Integrated UHPLC-Q-exactive orbitrap HRMS and serum pharmacochemistry for the investigation of anti-hepatic fibrosis effect of Baoganning Decoction

Kaili Deng; Min Li; Liangliang Xiang; Yuhua Wang; Yamei Li; Junya Wen; Yuanyuan Li; Shanshan Kuang; Jinjie Wen; Chuying Zhou; Sha Huang; Zhiping Lv

doi:10.1016/j.phymed.2025.156363

Integrated UHPLC-Q-exactive orbitrap HRMS and serum pharmacochemistry for the investigation of anti-hepatic fibrosis effect of Baoganning Decoction

Phytomedicine. 2025 Jan 2:137:156363. doi: 10.1016/j.phymed.2025.156363. Online ahead of print.

Authors

Kaili Deng¹, Min Li¹, Liangliang Xiang², Yuhua Wang¹, Yamei Li¹, Junya Wen¹, Yuanyuan Li¹, Shanshan Kuang¹, Jinjie Wen¹, Chuying Zhou¹, Sha Huang³, Zhiping Lv⁴

Affiliations

¹ School of Traditional Chinese Medicine, Southern Medical University, Guangzhou, Guangdong, 510515, PR China.
² Auckland Bioengineering Institute, The University of Auckland, Auckland, 1010, New Zealand.
³ School of Traditional Chinese Medicine, Southern Medical University, Guangzhou, Guangdong, 510515, PR China; Guangdong Provincial Key Laboratory of Chinese Medicine Pharmaceutics, School of Traditional Chinese Medicine, Southern Medical University, Guangzhou 510515, PR China; Guangdong Basic Research Center of Excellence for Integrated Traditional and Western Medicine for Qingzhi Diseases, Guangzhou 510515, PR China. Electronic address: [email protected].
⁴ School of Traditional Chinese Medicine, Southern Medical University, Guangzhou, Guangdong, 510515, PR China. Electronic address: [email protected].

PMID: 39799893
DOI: 10.1016/j.phymed.2025.156363

Abstract

Background: Early intervention in hepatic fibrosis (HF) is critical to reducing the risk of cirrhosis-related mortality and hepatocellular cancer. However, treating fibrosis has proven to be more challenging, with no approved anti-fibrotic therapies currently available for HF. Traditional Chinese medicines (TCMs) hold significant potential for the management of HF.

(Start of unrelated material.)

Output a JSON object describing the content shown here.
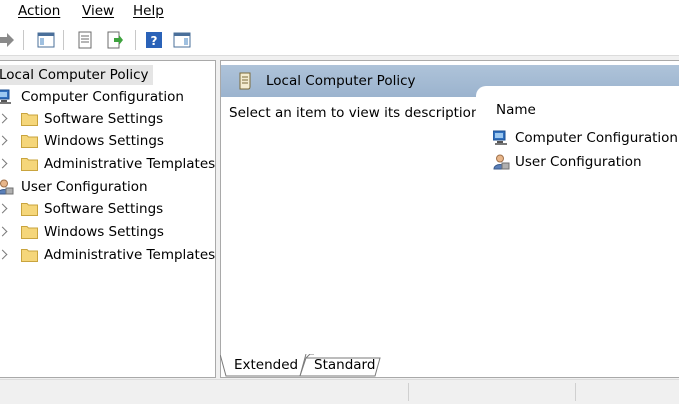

Purpose: This study aims to propose a systematic approach for investigating the pharmacological basis of Baoganning (BGN) Decoction, providing empirical evidence to support future research on its targets and mechanisms of BGN.

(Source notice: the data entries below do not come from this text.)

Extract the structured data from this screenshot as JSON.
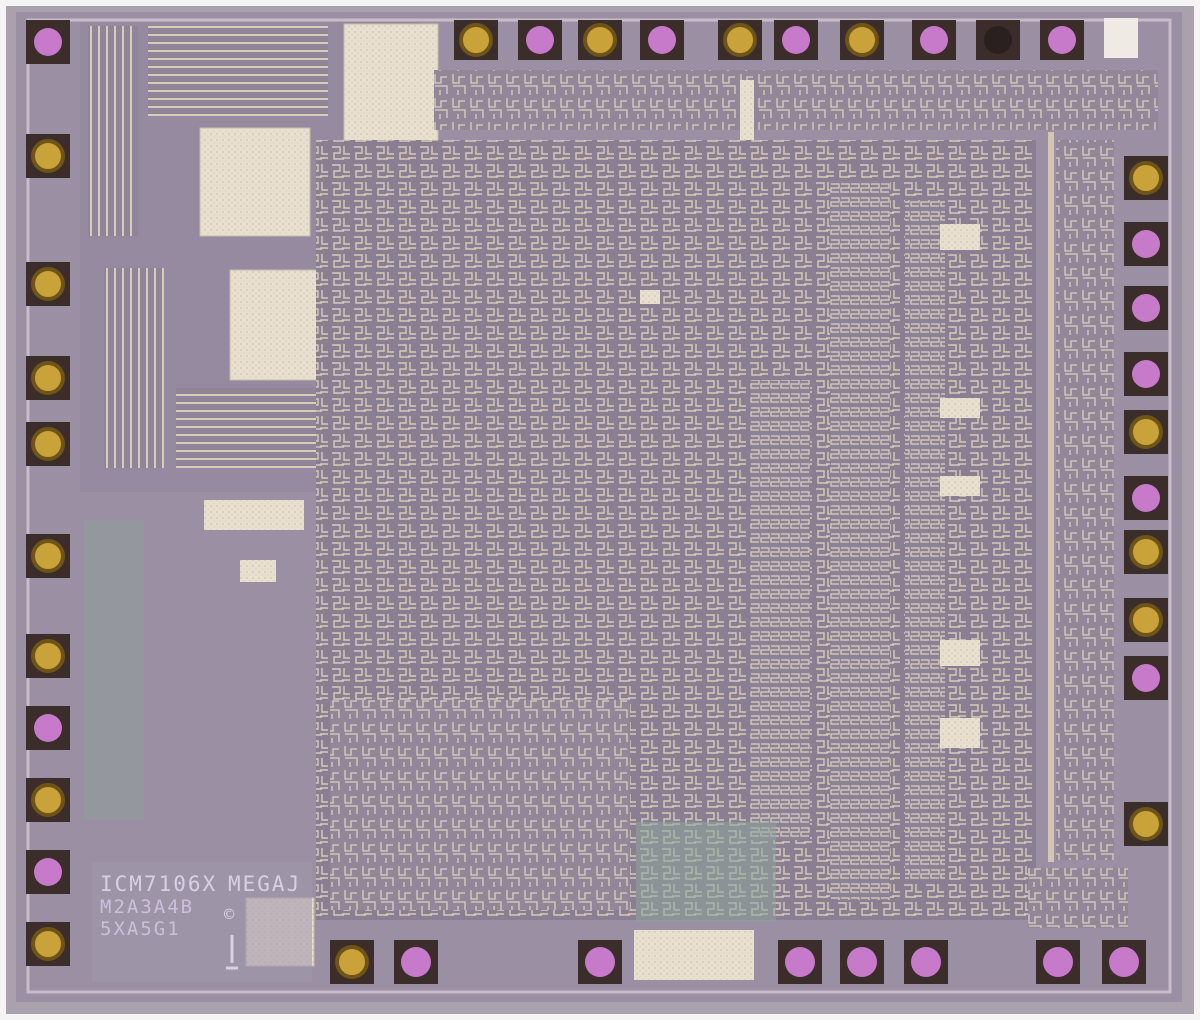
{
  "image": {
    "subject": "integrated circuit die photograph",
    "colors": {
      "background": "#f4f4f4",
      "substrate": "#9a8fa3",
      "substrate_dark": "#84788e",
      "metal": "#e6dccb",
      "metal_edge": "#c8bba8",
      "wire": "#d8ccb8",
      "pad_frame": "#3a2d2a",
      "pad_gold": "#c9a23a",
      "pad_gold_dark": "#6e5418",
      "pad_pink": "#c77ac9",
      "green_region": "#8ea49a"
    }
  },
  "die_markings": {
    "part_number": "ICM7106X",
    "maker": "MEGAJ",
    "code_line_1": "M2A3A4B",
    "code_line_2": "5XA5G1",
    "copyright": "©"
  },
  "bond_pads": {
    "top": [
      "gold",
      "pink",
      "gold",
      "pink",
      "gold",
      "pink",
      "gold",
      "pink",
      "pink",
      "pink",
      "white"
    ],
    "left": [
      "pink",
      "gold",
      "gold",
      "gold",
      "gold",
      "gold",
      "gold",
      "pink",
      "gold",
      "pink",
      "gold"
    ],
    "right": [
      "gold",
      "pink",
      "pink",
      "pink",
      "gold",
      "pink",
      "gold",
      "gold",
      "pink",
      "gold"
    ],
    "bottom": [
      "gold",
      "pink",
      "pink",
      "pink",
      "pink",
      "pink",
      "pink",
      "pink"
    ]
  }
}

Study design: Ultrahigh-performance liquid chromatography coupled with high- resolution mass spectrometry (UPLC-HRMS) was employed to analyze the chemical composition of BGN. Key compounds were investigated using disease databases to predict relevant targets, followed by molecular docking and molecular dynamics simulations to explore molecular-level interactions. The efficacy and critical targets of BGN were validated through in vivo and in vitro experiments.

Methods: UPLC-HRMS was used to identify the chemical composition of the BGN, and serum pharmacology determined the active chemical constituents in rat plasma. Zebrafish, HSC-T6 cells, JS-1 cell line and mice served as experimental models to evaluate the antifibrotic effects of BGN.

Results: BGN demonstrated significant antifibrotic effect in vivo and in vitro models. A total of 757 compounds were identified in BGN, with 18 prototypical components and metabolites detected. Three compounds-quillaic acid, methyl cholate, and 3β-hydroxy-5-cholenoic exhibited dose-dependent inhibitory effects on HF. Molecular docking studies revealed stable interactions between these compounds and predicted targets. Additionally, the screened components effectively reduced the expression of ‌α-SMA and COL-I in both a cellular model and a zebrafish fibrosis model in a dose-dependent manner.

Conclusion: The comprehensive analysis of BGN's chemical composition and its metabolic processes provides valuable insights into its pharmacological effects. These findings support the potential clinical and international application of BGN in treating hepatic fibrosis and improving patient outcomes.

Keywords: Baoganning Decoction (BGN); Hepatic fibrosis (HF); Network pharmacology, Serum pharmacochemistry; Traditional Chinese medicines (TCMs).